The Chinese elm cultivar Ulmus parvifolia 'Frosty', or 'Frosty' lacebark elm, was intended primarily as a dwarf variegated variety. Krüssmann (1976) states that it was raised in Japan. It was first distributed by the Mitsch Nursery, Oregon, USA.

==Description==
The tree is distinguished by its small leaves, which rarely exceed 18 mm in length and feature at first irregular white-flecked margins, "finally white only on the teeth". The foliage emerges creamy-yellow in spring, some leaves remaining pale later into the year. The canopy turns rich yellow in the fall. Descriptions of the cultivar's vigour and ultimate height vary from "a slow-growing shrub attaining no more than 8 ft (2.5 m)", to "growing at a fast rate, to about 20 ft tall at maturity, with a spread of 15 ft".

==Pests and diseases==
The species and its cultivars are highly resistant, but not immune, to Dutch elm disease, and unaffected by the elm leaf beetle Xanthogaleruca luteola.

==Cultivation==
'Frosty' is relatively common in cultivation on both sides of the Atlantic.
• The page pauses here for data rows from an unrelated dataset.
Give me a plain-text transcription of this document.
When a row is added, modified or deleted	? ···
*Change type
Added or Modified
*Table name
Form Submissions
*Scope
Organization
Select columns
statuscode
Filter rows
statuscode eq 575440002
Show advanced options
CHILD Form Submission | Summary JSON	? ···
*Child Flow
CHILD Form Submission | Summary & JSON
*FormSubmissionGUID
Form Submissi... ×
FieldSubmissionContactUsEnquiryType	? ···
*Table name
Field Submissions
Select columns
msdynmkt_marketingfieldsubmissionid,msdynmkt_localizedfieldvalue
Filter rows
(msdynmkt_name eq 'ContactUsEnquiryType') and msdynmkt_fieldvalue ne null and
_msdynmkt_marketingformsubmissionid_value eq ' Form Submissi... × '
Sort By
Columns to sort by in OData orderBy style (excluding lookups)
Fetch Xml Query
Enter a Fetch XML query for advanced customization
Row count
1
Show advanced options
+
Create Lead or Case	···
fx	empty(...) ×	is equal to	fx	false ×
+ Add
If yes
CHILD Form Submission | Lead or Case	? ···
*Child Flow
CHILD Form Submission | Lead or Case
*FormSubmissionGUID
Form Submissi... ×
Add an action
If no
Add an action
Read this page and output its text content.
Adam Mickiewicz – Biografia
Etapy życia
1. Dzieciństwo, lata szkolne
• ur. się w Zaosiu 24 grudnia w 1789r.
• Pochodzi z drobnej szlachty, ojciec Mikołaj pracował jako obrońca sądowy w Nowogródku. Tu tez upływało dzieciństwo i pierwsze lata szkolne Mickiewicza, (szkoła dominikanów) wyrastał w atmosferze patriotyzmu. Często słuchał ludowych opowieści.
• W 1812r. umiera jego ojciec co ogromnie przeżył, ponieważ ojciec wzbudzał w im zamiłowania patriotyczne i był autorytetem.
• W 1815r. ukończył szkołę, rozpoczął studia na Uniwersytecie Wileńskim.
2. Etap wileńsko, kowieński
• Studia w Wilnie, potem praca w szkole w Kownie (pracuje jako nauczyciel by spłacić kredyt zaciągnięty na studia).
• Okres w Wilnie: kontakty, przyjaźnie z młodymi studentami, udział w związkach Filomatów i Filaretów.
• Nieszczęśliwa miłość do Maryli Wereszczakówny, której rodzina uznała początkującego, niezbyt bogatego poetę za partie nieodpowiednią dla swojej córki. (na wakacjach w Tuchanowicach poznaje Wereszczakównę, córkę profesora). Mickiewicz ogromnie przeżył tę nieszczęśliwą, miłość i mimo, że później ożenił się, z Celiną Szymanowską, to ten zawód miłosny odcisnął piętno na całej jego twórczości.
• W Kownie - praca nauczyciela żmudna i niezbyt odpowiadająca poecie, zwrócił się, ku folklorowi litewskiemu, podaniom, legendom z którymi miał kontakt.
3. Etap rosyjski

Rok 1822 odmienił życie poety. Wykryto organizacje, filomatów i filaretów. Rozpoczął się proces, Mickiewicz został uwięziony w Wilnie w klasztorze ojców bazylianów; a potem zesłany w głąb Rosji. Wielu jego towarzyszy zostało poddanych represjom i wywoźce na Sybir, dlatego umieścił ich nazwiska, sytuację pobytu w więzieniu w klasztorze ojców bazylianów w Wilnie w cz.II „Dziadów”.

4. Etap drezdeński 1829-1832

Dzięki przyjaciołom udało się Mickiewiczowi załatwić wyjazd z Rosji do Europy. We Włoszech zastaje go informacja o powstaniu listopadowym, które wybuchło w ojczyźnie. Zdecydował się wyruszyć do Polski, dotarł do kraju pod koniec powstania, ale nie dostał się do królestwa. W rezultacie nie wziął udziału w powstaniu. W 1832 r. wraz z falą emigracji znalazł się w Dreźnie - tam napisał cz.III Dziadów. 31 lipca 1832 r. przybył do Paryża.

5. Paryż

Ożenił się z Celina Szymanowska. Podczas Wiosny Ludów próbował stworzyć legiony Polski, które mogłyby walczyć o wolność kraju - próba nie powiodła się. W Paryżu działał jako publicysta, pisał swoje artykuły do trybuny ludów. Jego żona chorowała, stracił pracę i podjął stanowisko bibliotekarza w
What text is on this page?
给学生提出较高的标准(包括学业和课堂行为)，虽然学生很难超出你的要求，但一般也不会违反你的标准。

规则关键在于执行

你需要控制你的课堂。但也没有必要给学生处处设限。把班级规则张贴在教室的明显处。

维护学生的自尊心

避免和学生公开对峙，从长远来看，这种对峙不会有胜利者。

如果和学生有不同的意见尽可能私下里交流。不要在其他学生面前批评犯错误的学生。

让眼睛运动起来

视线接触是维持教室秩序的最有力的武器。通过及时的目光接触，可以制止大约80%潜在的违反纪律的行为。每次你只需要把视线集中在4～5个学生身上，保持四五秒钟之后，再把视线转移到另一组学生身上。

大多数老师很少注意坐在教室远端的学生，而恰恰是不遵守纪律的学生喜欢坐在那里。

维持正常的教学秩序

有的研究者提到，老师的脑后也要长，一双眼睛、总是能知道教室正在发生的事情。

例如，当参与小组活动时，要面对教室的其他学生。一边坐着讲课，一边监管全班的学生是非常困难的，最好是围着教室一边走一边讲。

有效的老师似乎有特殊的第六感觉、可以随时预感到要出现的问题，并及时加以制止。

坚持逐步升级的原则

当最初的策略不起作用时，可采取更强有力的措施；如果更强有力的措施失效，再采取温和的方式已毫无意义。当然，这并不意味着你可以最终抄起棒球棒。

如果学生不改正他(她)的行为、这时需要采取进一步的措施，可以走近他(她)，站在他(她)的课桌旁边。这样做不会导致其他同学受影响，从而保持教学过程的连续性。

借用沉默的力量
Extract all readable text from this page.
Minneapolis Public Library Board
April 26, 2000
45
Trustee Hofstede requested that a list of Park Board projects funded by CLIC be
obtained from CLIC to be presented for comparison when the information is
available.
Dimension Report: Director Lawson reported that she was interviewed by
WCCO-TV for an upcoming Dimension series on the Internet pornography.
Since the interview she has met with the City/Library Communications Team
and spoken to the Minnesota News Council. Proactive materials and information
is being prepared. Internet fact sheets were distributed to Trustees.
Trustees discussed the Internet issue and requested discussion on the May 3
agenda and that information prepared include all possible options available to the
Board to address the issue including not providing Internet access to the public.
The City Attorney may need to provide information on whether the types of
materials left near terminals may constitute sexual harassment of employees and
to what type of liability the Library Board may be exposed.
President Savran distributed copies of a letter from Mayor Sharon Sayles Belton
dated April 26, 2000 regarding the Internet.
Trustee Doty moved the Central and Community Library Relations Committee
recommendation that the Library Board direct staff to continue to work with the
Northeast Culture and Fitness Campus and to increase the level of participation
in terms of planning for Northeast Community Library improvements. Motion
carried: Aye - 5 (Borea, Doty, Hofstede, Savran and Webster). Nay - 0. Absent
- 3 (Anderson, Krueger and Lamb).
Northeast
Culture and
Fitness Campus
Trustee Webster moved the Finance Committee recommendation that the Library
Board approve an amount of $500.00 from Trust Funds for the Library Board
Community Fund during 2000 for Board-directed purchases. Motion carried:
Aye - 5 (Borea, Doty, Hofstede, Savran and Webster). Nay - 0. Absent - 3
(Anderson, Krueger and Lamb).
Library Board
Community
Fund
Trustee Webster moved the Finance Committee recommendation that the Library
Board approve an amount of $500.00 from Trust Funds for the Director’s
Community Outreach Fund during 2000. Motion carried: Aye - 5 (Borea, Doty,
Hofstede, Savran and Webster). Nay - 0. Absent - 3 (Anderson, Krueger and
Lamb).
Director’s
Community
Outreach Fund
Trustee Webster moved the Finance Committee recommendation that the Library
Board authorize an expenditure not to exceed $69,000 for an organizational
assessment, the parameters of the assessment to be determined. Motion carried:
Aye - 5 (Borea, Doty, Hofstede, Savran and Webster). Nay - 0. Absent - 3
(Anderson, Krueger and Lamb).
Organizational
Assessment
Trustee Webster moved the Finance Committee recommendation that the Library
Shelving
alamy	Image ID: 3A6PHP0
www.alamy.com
In 2008 it was described as "uncommon" in Victoria, Australia. Spencer (1995) reported it first listed in Australia around 1982 but present earlier (see Notable Trees).

==Notable trees==
Spencer (1995) reported a large specimen reverting to green, at the back entrance of Beechworth Mental Hospital, Beechworth, Victoria, Australia.

==Cultivars==
- 'Lois Hole', raised from a cutting of 'Frosty', has more pronounced white margins.

==Accessions==
===North America===
- Dawes Arboretum Newark, Ohio, US. 1 tree, accession number 1981-0131.001.
- Denver Botanic Gardens, US. No details available
- Holden Arboretum, US. Acc. no. 85–176
- J.C. Raulston Arboretum, Raleigh, North Carolina. No accession details on bark label.
- Smith College, US. Acc. no. 23703

===Europe===
- Clapton Court, Somerset, UK. TROBI Champion, 7 m high, d.b.h. 14 cm in 2006
- Royal Horticultural Society Gardens, Wisley, UK. No details available
- Sir Harold Hillier Gardens, UK. Acc. no. 1982.0008

===Australia===
- Glenormiston College, Glenormiston Road, Glenormiston South, Victoria 3265; 2 trees, 4 m in height (2008)

==Nurseries==
===North America===

Widely available.

===Europe===

Widely available.

===Australasia===

- Yamina Rare Plants , Monbulk, Melbourne, Australia.